Julia Hartley-Brewer

Cameron’s impossible dilemma

If you spot the Prime Minister squirming and wriggling on the Syrian refugee issue, there’s a very simple explanation.

The Prime Minister is in a very tight spot, caught between a rock and a hard place. And it is clear that he hasn’t yet decided the best way to extricate himself.

After winning an outright Tory victory at the general election in May and the likely prospect of another win in 2020, he only has one major hurdle left during his term in office: winning the EU referendum. Whether he calls, as many expect, a vote as early as this spring, or waits until the end of his own self-imposed deadline of December 2017, Cameron will be campaigning to stay in. But as every day of the Syrian crisis passes, his chances of victory are getting slimmer.

On the one side sits Cameron’s rock: he must accept more Syrian refugees into the UK or face the wrath of the German Chancellor Angela Merkel. After offering to take some 100,000 Syrians (and with an expectation of another 700,000 more), Merkel is adamant that other EU nations must accept their “fair share” of the refugee burden and her pointed stare is aimed directly at the UK. If Cameron politely declines that invitation, he expects Merkel to block his attempts to win meaningful offers of EU reform from other European leaders ahead of the UK’s referendum vote. That would leave Cameron going to the polls campaigning to remain in the EU with just a flimsy pretence of EU reform that can be quickly ripped apart and exposed by the campaign to leave, thereby delivering a defeat for the Prime Minister and Britain’s exit from the European Union.

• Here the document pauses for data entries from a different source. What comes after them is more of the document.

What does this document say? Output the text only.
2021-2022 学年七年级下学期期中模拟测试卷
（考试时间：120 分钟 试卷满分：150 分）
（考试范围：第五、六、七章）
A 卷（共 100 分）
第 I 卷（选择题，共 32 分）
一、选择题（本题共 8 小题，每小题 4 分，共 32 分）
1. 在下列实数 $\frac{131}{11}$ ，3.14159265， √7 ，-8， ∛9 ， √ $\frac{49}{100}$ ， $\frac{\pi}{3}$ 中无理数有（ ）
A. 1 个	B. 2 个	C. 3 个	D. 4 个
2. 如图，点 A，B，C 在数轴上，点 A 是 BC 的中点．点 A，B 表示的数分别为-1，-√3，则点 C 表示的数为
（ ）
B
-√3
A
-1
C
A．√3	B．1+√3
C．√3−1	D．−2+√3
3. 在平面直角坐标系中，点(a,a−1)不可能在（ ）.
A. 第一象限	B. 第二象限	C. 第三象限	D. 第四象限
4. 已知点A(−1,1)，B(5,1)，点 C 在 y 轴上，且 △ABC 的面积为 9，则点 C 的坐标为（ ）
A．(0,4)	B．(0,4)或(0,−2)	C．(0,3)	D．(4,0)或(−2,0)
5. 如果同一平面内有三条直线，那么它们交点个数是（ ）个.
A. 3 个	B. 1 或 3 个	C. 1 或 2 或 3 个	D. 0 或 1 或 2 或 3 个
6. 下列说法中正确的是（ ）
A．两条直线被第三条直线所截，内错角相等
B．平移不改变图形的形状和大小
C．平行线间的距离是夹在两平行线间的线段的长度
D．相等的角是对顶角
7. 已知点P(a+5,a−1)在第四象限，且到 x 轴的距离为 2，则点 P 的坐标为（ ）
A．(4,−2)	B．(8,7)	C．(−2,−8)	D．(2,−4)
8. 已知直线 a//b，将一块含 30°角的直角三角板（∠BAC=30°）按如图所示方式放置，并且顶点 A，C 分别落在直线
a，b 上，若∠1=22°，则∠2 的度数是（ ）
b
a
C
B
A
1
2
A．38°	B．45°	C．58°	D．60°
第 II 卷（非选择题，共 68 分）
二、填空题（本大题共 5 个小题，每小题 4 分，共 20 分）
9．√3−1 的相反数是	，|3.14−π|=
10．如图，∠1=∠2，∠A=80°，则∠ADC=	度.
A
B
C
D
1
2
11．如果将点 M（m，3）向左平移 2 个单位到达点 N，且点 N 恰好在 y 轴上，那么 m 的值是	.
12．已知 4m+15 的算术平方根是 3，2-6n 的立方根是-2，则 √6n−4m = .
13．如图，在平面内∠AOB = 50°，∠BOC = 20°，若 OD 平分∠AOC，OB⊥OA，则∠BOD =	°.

The obvious solution is for Cameron to do as Merkel asks. But that’s where he finds himself wedged against another hard place: the fury of the British public.

As the Mail on Sunday’s poll yesterday suggests, while many politicians, commentators and celebrities are calling for Britain to open its doors and arms to thousands more Syrian refugees, huge swathes of British voters are decidedly not. Those many millions of people are, after all, the ones who will be asked to pay the costs of taking in vast numbers of refugees. It will be them who face a longer wait for a council house, who send their children to schools overcrowded with children unable to speak English, who can’t get an appointment with their GP, and face more competition, both from the black market and those allowed to work, for low paid jobs. Those voters will inevitably – and understandably – turn their anger at any softening of Cameron’s stance on Syrian refugees by voting to leave the EU.

Whatever he decides, Cameron is damned if he does, and damned if he doesn’t. As he attempts to squirm his way out of this mess, the Prime Minister must be ruing the day he offered to hold an EU referendum at all.